Look at the storm, not that much SA but the impingement makes up for it, and in this case the drastic increase in flow. And how does it have the same problems when its sealed up (aka a "waterblock")?
Not trying to sound stubborn or anything, just wondering about the performance potential of some idea in this area. I might try this
Impingement creates turbulence, and the impingement effect, more flow just means your rushing a bunch more liquid across the top of a flat surface. Ever see those blocks with a tube soldered or brazed to a flat peice of copper? Your doing the same thing.
Flow will not make up for everything.
what about leak testing it? say with o-rings and such?
i wan't to make one so bad... nice guide!

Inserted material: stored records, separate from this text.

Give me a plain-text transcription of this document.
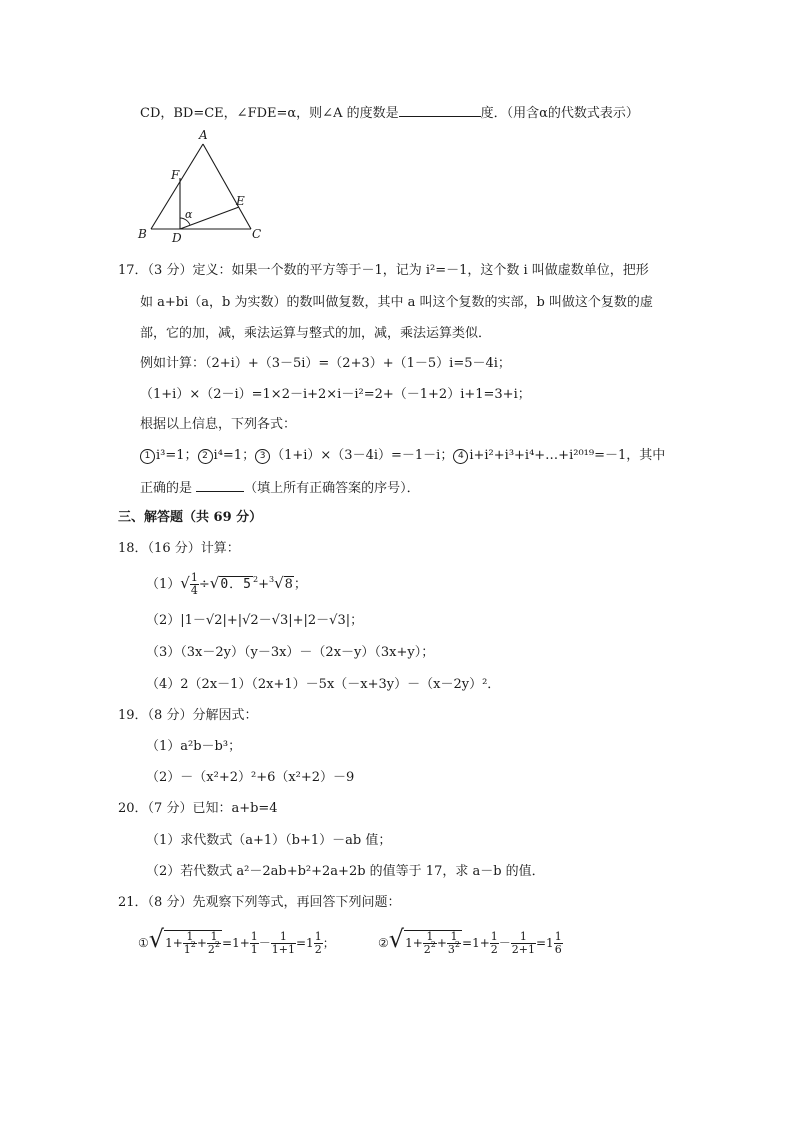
CD，BD=CE，∠FDE=α，则∠A 的度数是	度．（用含α的代数式表示）
A
B	C
D
E
F
α
17．（3 分）定义：如果一个数的平方等于－1，记为 i²=－1，这个数 i 叫做虚数单位，把形
如 a+bi（a，b 为实数）的数叫做复数，其中 a 叫这个复数的实部，b 叫做这个复数的虚
部，它的加，减，乘法运算与整式的加，减，乘法运算类似．
例如计算：（2+i）+（3－5i）=（2+3）+（1－5）i=5－4i；
（1+i）×（2－i）=1×2－i+2×i－i²=2+（－1+2）i+1=3+i；
根据以上信息，下列各式：
1 i³=1； 2 i⁴=1； 3 （1+i）×（3－4i）=－1－i； 4 i+i²+i³+i⁴+…+i²⁰¹⁹=－1，其中
正确的是	（填上所有正确答案的序号）．
三、解答题（共 69 分）
18．（16 分）计算：
$(1)√ \frac{1}{4} \div√0$．$5^2+^3√8$；
（2）|1－√2|+|√2－√3|+|2－√3|；
（3）（3x－2y）（y－3x）－（2x－y）（3x+y）；
（4）2（2x－1）（2x+1）－5x（－x+3y）－（x－2y）²．
19．（8 分）分解因式：
（1）a²b－b³；
（2）－（x²+2）²+6（x²+2）－9
20．（7 分）已知：a+b=4
（1）求代数式（a+1）（b+1）－ab 值；
（2）若代数式 a²－2ab+b²+2a+2b 的值等于 17，求 a－b 的值．
21．（8 分）先观察下列等式，再回答下列问题：
①√1+ $\frac{1}{1^2} + \frac{1}{2^2} =1+ \frac{1}{1} - \frac{1}{1+1} =1 \frac{1}{2}$ ；	②√1+ $\frac{1}{2^2} + \frac{1}{3^2} =1+ \frac{1}{2} - \frac{1}{2+1} =1 \frac{1}{6}$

impingement does work but is highly influenced by the size of the holes. For the same geometry (relative size of components) smaller holes will ALWAYS have higher performance. You want to get the smallest drill that is usable for the holes and think about mounting distance in terms of diameters of that hole. Beyond 15D its not jet impingement as the jet has slowed down.
the storm works well because it uses confined jet in hole impingement. When the first nozzle hits the base it creates and extremely fast and thin wall jet which when it hits the other wall creates a impingement jet effect all the way around the bottom rim of the hole. This gives you approximately 3x the performance of a standard jet for heat transfer.
I believe that jet impingement blocks will scale much better with flow than "normal" blocks for a higher flow rates.
I don’t believe that direct die cooling has been well done as a whole based on the methods I have seen. Also FC72 has lower cooling performance (grashoff number for example) than water which can make a huge difference to cooling power.
wall jet = a fast moving thin region of flow between a wall and a slower moving body of fluid. It has extremely thin velocity boundary layers due to its thickness. The thickness for a jet can be approximated using same flow area. Indeed the flow structure of a vanilla jet impingement can be derived directly from the navier stokes equations if your that way inclined.
nice guide, I really learned a lot
A question, what are the distances from the mounting holes for a socket 775 and the die center ??